A rapariga arregalou os olhos, horrorizada, e estudou-o da cabeça aos pés com um movimento rápido e ansioso.

"Oh!", interrompeu-o. "Estás ferido?"

"Não, está tudo bem", disse ele, abrindo os braços para provar que se encontrava intacto. "Mas tivemos de vir à ZOT e aproveitei para dar cá um salto e matar saudades."

Fundiram-se num abraço sentido, feito de saudade e alívio. O corpo de Sheila tremia, evidentemente assustada por o namorado ter estado envolvido numa emboscada. Enquanto a enlaçava, e ao sentir-lhe a agitação, Diogo considerou se não teria feito melhor em inventar uma desculpa em vez de lhe ter contado a verdade. A realidade, porém, é que acreditava que a verdade os aproximaria e renovaria a ideia de que deviam viver um momento de cada vez, saborear todos os instantes como se fossem os últimos. Não que ele acreditasse nisso. Pelo contrário, achava-se imortal e não lhe passava pela cabeça a possibilidade de ser atingido por uma bala ou de pisar uma mina; isso era para os outros, não para ele. Mas os riscos que corria impressionavam a namorada e isso era algo que Diogo estava disposto a usar em seu favor.

O abraço foi longo, mas Sheila acabou por se libertar quando se sentiu mais calma.

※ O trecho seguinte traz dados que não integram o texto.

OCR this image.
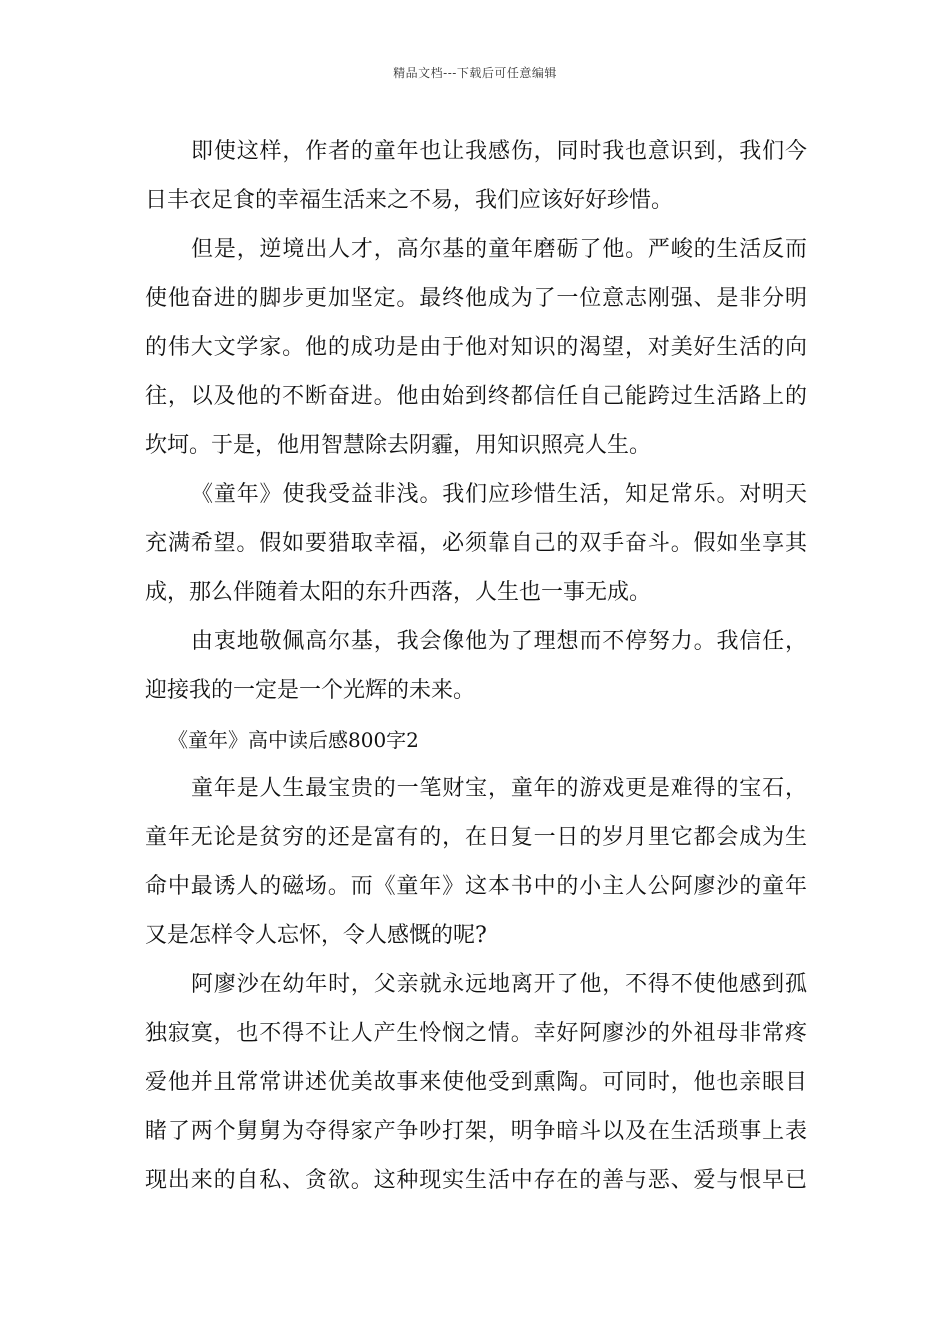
精品文档---下载后可任意编辑
即使这样，作者的童年也让我感伤，同时我也意识到，我们今
日丰衣足食的幸福生活来之不易，我们应该好好珍惜。
但是，逆境出人才，高尔基的童年磨砺了他。严峻的生活反而
使他奋进的脚步更加坚定。最终他成为了一位意志刚强、是非分明
的伟大文学家。他的成功是由于他对知识的渴望，对美好生活的向
往，以及他的不断奋进。他由始到终都信任自己能跨过生活路上的
坎坷。于是，他用智慧除去阴霾，用知识照亮人生。
《童年》使我受益非浅。我们应珍惜生活，知足常乐。对明天
充满希望。假如要猎取幸福，必须靠自己的双手奋斗。假如坐享其
成，那么伴随着太阳的东升西落，人生也一事无成。
由衷地敬佩高尔基，我会像他为了理想而不停努力。我信任，
迎接我的一定是一个光辉的未来。
《童年》高中读后感800字2
童年是人生最宝贵的一笔财宝，童年的游戏更是难得的宝石，
童年无论是贫穷的还是富有的，在日复一日的岁月里它都会成为生
命中最诱人的磁场。而《童年》这本书中的小主人公阿廖沙的童年
又是怎样令人忘怀，令人感慨的呢?
阿廖沙在幼年时，父亲就永远地离开了他，不得不使他感到孤
独寂寞，也不得不让人产生怜悯之情。幸好阿廖沙的外祖母非常疼
爱他并且常常讲述优美故事来使他受到熏陶。可同时，他也亲眼目
睹了两个舅舅为夺得家产争吵打架，明争暗斗以及在生活琐事上表
现出来的自私、贪欲。这种现实生活中存在的善与恶、爱与恨早已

"Quanto tempo ficas em Tete?"

"Não muito", disse ele. "Deram-me uma hora e já passaram quinze minutos."

"Só!?" A rapariga suspirou, angustiada com os perigos que o namorado correra e irritada com o pouco tempo de que dispunha com ele. "Não podes passar cá a noite?"

Diogo consultou o relógio e abanou a cabeça.

"Tenho trinta e cinco minutos, se descontarmos o tempo que levo a voltar à ZOT. Não mais."

"Mas eu preciso de falar contigo", argumentou ela. "Tenho uma coisa muito importante para te dizer."

O soldado inclinou a cabeça, num esgar trocista.

"Então diz."

Sheila desviou o olhar para a maca. O ferido continuava inconsciente, mas o facto é que não podia permanecer ali.

"Agora não pode ser", disse. "Tenho de levar este paciente para a enfermaria."

"Então contas-me noutro dia."

Sheila abanou a cabeça, rejeitando liminarmente essa possibilidade. Lançou um olhar perscrutador pela janela do corredor, em busca de um lugar onde pudessem falar à vontade, e a imagem do edifício vizinho deu-lhe a resposta.

"Espera-me à porta da farmácia, pode ser?"

A farmácia abria-se para o exterior graças a uma comprida fileira de janelas ao longo das paredes que a rodeavam. Enquanto aguardava, Diogo espreitou o interior do edifício e viu um farmacêutico indiano sentado numa mesa em redor de um microscópio. Devia estar a fazer análises clínicas, presumiu. Sentiu nesse momento uma batida surda e voltou-se para o Zambeze.